One of the main reasons people believe that Subway is a healthier option is because of the freshness of the ingredients. The vegetables are delivered daily and are prepared fresh. The meat is also delivered fresh and is never frozen.
Some healthy options
While many of the ingredients in Subway’s sandwiches and salads may be healthy, some of their menu items are not as health-friendly as you might think.
One of the main reasons why Subway is often thought to be a healthier option is because of the wide variety of fresh fruits and vegetables that are available to include in your sandwich or salad. In addition, Subway offers several different types of bread that are relatively low in calories and unhealthy fats.
However, some of Subway’s sandwichfillings and dressings can be high in unhealthy fats, sodium, and calories. For example, the roast beef, bacon, sausage, and meatball sub fillings are all high in saturated fat and sodium. In addition, the creamy Italian dressing contains trans fats.
While there are some healthier options available at Subway, it is important to be aware of the nutritional content of the foods you are eating in order to make the best choices for your health.
There are a lot of things wrong with the Subway sandwich chain. Their sandwiches are highly processed and contain a lot of sodium. The meats are also processed and full of chemicals. The bread is loaded with sugar and carbs.
High sodium content
One of the main concerns with eating Subway is the high sodium content of their sandwiches. A six-inch Turkey sub has almost 2,000 mg of sodium, which is almost an entire day’s worth for some people. This is due to the fact that Subway uses a lot of salt in their bread, as well as in their sandwiches.
Some unhealthy options
Some of Subway’s sandwich options may not be as healthy as you think. The “Cold Cut Combo” sandwich, for instance, has 840 mg of sodium. That’s more than half of the American Heart Association’s recommended daily limit of 1,500 mg for adults.

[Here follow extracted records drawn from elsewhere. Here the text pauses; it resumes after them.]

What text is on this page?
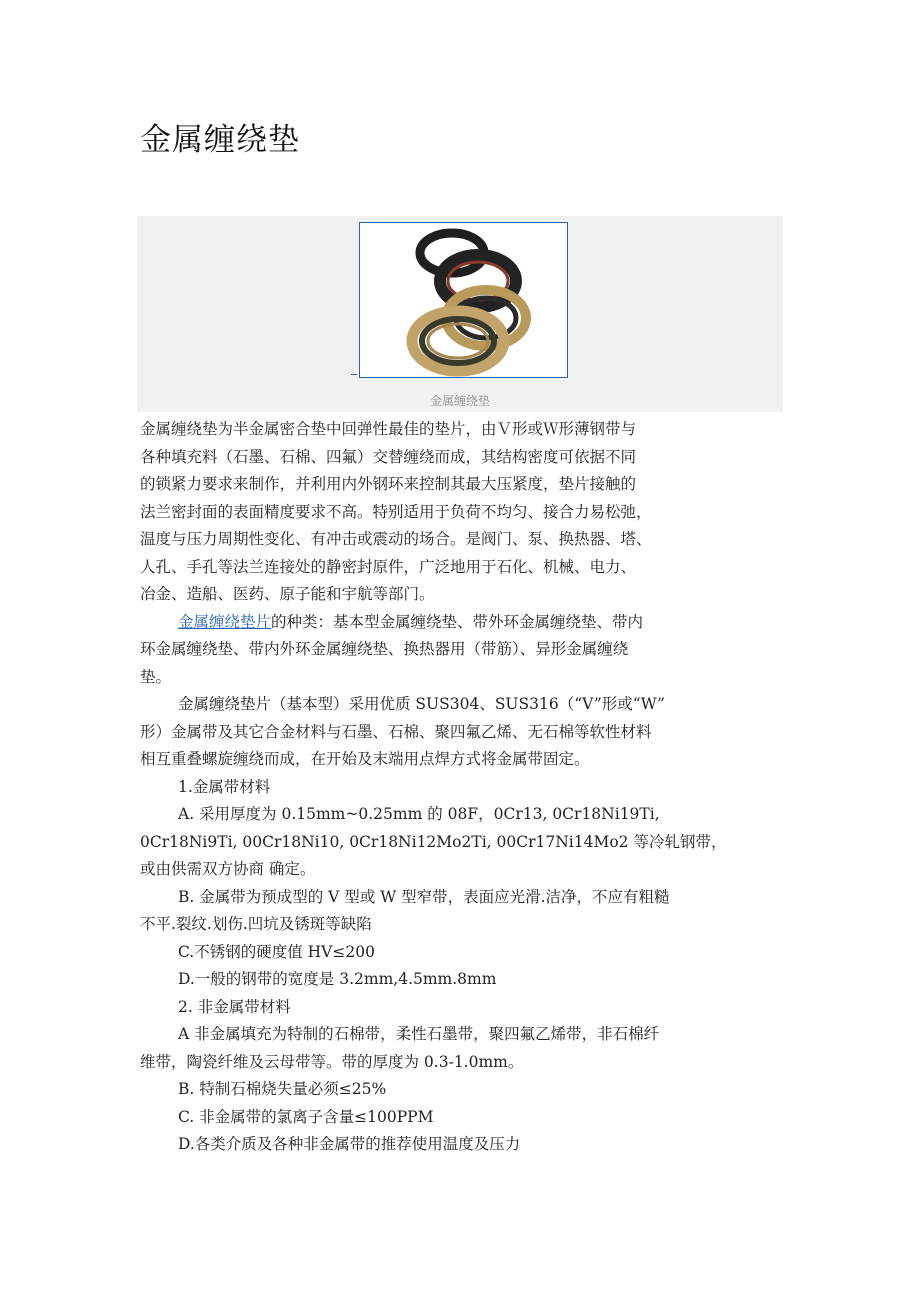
金属缠绕垫
金属缠绕垫

金属缠绕垫为半金属密合垫中回弹性最佳的垫片，由Ｖ形或Ｗ形薄钢带与
各种填充料（石墨、石棉、四氟）交替缠绕而成，其结构密度可依据不同
的锁紧力要求来制作，并利用内外钢环来控制其最大压紧度，垫片接触的
法兰密封面的表面精度要求不高。特别适用于负荷不均匀、接合力易松弛，
温度与压力周期性变化、有冲击或震动的场合。是阀门、泵、换热器、塔、
人孔、手孔等法兰连接处的静密封原件，广泛地用于石化、机械、电力、
冶金、造船、医药、原子能和宇航等部门。

金属缠绕垫片的种类：基本型金属缠绕垫、带外环金属缠绕垫、带内
环金属缠绕垫、带内外环金属缠绕垫、换热器用（带筋）、异形金属缠绕
垫。

金属缠绕垫片（基本型）采用优质 SUS304、SUS316（“V”形或“W”
形）金属带及其它合金材料与石墨、石棉、聚四氟乙烯、无石棉等软性材料
相互重叠螺旋缠绕而成，在开始及末端用点焊方式将金属带固定。

1.金属带材料

A. 采用厚度为 0.15mm~0.25mm 的 08F，0Cr13, 0Cr18Ni19Ti,
0Cr18Ni9Ti, 00Cr18Ni10, 0Cr18Ni12Mo2Ti, 00Cr17Ni14Mo2 等冷轧钢带，
或由供需双方协商 确定。

B. 金属带为预成型的 V 型或 W 型窄带，表面应光滑.洁净，不应有粗糙
不平.裂纹.划伤.凹坑及锈斑等缺陷

C.不锈钢的硬度值 HV≤200

D.一般的钢带的宽度是 3.2mm,4.5mm.8mm

2. 非金属带材料

A 非金属填充为特制的石棉带，柔性石墨带，聚四氟乙烯带，非石棉纤
维带，陶瓷纤维及云母带等。带的厚度为 0.3-1.0mm。

B. 特制石棉烧失量必须≤25%

C. 非金属带的氯离子含量≤100PPM

D.各类介质及各种非金属带的推荐使用温度及压力
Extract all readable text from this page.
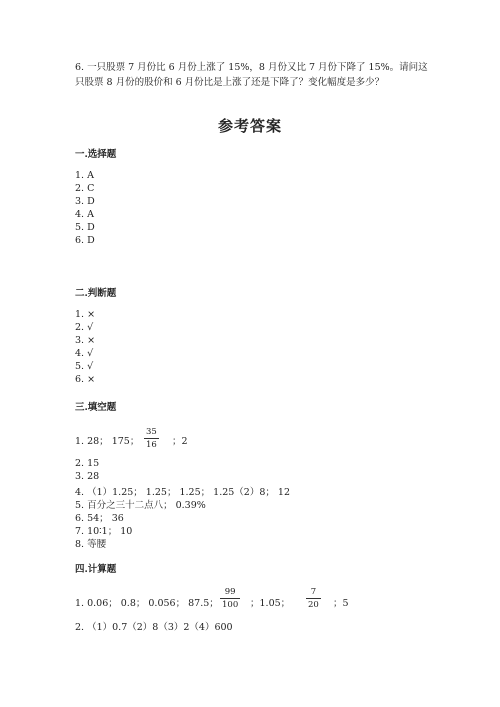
6. 一只股票 7 月份比 6 月份上涨了 15%，8 月份又比 7 月份下降了 15%。请问这
只股票 8 月份的股价和 6 月份比是上涨了还是下降了？变化幅度是多少？
参考答案
一.选择题
1. A
2. C
3. D
4. A
5. D
6. D
二.判断题
1. ×
2. √
3. ×
4. √
5. √
6. ×
三.填空题
1. 28； 175；
35
16 ；2
2. 15
3. 28
4. （1）1.25； 1.25； 1.25； 1.25（2）8； 12
5. 百分之三十二点八； 0.39%
6. 54； 36
7. 10∶1； 10
8. 等腰
四.计算题
1. 0.06； 0.8； 0.056； 87.5；
99
100 ；1.05；
7
20 ；5
2. （1）0.7（2）8（3）2（4）600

The “Italian B.M.T.” sandwich is another one to watch out for. It has 710 calories, 35 grams of fat (11 of which are saturated), and 1,880 mg of sodium. The “Spicy Italian” sandwich isn’t much better, with 660 calories, 32 grams of fat (10 saturated), and 1,740 mg of sodium.
If you’re looking for a healthier option at Subway, the “Veggie Delite” sandwich is a good choice. It has only 310 calories, 2 grams of fat (0 saturated), and 580 mg of sodium.
The Bottom Line
The bottom line is that Subway is a relatively healthy fast-food option. It offers a variety of fresh ingredients and customizable options that allow you to control the nutritional content of your meal. However, some of its menu items are high in calories, sodium, and fat, so it’s important to choose carefully. If you’re looking for a healthier alternative to other fast-food restaurants, Subway is a good choice.